隔了一晚,蛋糕还是挺软的。不得不说,小白兔真有两下子,除了外貌有点超标浪费,其他属性绝对符合经济适用男标准,这种类型应该在女人堆里挺吃得开。
正想着,阿初乐呵呵走进来:“早!睡得好吗?”
“不太好。”阿次尽量不让自己记起梦里那只小强……不,是大强。他试着转移注意力,打量着阿初,敏锐地发现这家伙里面穿的衬衣还是昨天那件,“昨晚没回家?”
“必须的。把你送回病房都快一点了,大半夜的,我可不想回去被爸审问。”阿初坐在小凳子上,“所以就去董事长办公室套间的床上凑合了一宿。”
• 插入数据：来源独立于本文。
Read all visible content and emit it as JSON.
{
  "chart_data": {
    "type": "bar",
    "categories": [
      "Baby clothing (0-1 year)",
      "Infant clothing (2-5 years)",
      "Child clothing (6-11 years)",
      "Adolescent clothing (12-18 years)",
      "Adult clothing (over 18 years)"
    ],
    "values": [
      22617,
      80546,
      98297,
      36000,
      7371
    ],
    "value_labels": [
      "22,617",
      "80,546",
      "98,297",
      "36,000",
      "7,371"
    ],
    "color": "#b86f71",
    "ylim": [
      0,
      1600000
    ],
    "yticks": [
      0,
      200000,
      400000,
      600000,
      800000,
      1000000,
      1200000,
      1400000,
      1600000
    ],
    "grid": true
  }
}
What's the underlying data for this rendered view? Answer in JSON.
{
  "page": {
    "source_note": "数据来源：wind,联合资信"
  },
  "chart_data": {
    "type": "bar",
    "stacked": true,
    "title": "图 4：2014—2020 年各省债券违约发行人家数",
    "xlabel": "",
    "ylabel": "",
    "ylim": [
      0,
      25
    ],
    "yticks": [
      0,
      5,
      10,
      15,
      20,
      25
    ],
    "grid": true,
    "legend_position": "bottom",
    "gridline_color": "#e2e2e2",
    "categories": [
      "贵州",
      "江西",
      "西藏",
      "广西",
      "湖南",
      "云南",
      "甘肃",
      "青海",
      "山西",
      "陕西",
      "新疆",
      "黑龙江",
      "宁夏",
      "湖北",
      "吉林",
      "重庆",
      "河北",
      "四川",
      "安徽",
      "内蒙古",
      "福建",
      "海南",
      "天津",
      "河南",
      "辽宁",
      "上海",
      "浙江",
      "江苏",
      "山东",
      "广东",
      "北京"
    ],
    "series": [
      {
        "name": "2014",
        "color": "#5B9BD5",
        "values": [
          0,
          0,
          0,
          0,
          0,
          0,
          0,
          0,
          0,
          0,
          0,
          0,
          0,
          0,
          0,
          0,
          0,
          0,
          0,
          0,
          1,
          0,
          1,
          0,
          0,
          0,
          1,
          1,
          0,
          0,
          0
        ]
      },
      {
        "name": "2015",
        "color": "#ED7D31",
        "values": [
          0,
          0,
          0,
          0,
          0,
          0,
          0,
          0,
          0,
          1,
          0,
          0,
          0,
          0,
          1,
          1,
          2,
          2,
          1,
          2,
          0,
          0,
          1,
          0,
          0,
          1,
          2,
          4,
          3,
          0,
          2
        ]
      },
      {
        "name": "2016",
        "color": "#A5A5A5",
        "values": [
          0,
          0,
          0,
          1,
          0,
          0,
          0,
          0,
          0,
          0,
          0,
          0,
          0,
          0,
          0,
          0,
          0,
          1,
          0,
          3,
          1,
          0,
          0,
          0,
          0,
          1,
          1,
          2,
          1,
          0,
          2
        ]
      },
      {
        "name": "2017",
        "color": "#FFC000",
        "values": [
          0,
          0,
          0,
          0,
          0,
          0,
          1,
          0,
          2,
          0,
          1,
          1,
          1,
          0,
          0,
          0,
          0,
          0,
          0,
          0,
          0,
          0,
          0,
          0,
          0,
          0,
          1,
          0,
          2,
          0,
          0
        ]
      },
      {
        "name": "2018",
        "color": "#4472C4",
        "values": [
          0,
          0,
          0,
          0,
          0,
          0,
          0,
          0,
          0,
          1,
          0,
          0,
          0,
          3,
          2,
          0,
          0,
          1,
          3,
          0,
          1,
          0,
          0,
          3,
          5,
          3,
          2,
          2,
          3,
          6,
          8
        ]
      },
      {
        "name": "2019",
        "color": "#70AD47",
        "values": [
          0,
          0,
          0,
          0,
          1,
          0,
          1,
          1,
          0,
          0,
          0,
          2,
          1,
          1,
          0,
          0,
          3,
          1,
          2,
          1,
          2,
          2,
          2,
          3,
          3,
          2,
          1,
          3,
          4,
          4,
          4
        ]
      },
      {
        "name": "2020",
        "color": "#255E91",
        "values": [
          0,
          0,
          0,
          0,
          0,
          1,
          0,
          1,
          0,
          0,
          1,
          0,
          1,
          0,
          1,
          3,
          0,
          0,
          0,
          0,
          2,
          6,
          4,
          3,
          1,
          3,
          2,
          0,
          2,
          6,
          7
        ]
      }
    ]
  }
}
“我发现,你胆不是一般的肥。”阿次看得出,那办公室的家具都是新的,董事长都没来得及用的桌子,让阿初切生日蛋糕用了;董事长没来得及睡的床,让阿初躺了一宿,醒后居然还说是“凑合”!
“我只是很善于利用周围环境而已,反正那屋子空着也是浪费。”
“我发现你确实挺有一套的。”阿次吃完蛋糕,抹抹嘴,“就做蛋糕这手艺,是不是以前追英国姑娘时练出来的?”
“没那么浪漫。”阿初苦笑这摇摇头,“后爹家那俩姐姐爱吃这口儿,我不做也不行啊。”
阿次眨眨眼:“看不出来,你还是个‘灰姑娘’?”
“可惜啊,在英国灰了十几年,也没碰上白马王子找我跳舞,一回国还让你给亲了。”
阿次翻了个白眼:“抱歉啊,我不是王子,让你失望了。不过你又没有玻璃鞋,就算赶上白马王子办舞会,估计也看不中你!”
“听你这意思,我还得订做双玻璃鞋去……诶,这童话也挺有意思的,为什么不用木鞋、金鞋,非要穿玻璃的啊?难道王子喜欢玻璃?”阿初蹙着眉,开始不着边际地发散,思考着瑰丽童话中,隐藏在骗小孩层面以下的内涵。
“因为看上你的王子肯定是玻璃呗。”阿次打了个哈欠,没烟抽就是提不起精神。
“什么玻璃杯?”阿初仍在状况外。
“不是‘杯’,我说的是‘呗’……哎,算了,那什么,你带着我那打火机没有?”
阿初从兜里掏出打火机:“现在是我的了。”
阿次其实没心思跟他练贫,无奈刘云普迟迟不来,小单间里又没其他人能借他打火机用。困劲儿上来了实在难受,只能试着跟小白兔沟通:“对,是你的。我就借个火,用完还给你。”
阿初轻笑:“把我送你那蛋糕,原封吐出来让我看一下,你再吃回去,行吗?”
“你!”阿次攥住拳头,努力克制着暴打小白兔的冲动,“你简直像黄瓜一样,欠拍!”
“噗!”阿初一个没忍住,很不配合地笑起来,“对不起啊,我没笑你的意思……不过阿次啊,你用那个比喻太妙了!我一想到把人放案板上,跟拍黄瓜似的就觉得特有喜感。”
俗话说:抬手不打笑脸人。阿次本来很想发火,却被他笑得没了气氛,只能绷着脸说:“我没跟你开玩笑。你不要以为这样就可以控制住我的烟瘾。打火机没了,我还可以再买。就算你把全世界的打火机都包圆了,我还可以改用火柴。你这么管着我,还有意义吗?”
阿初耸耸肩:“我也不认为收走打火机就完事了。戒烟是个漫长的过程,得循序渐进。现阶段,只要做到当着我的时候不抽,就可以了。”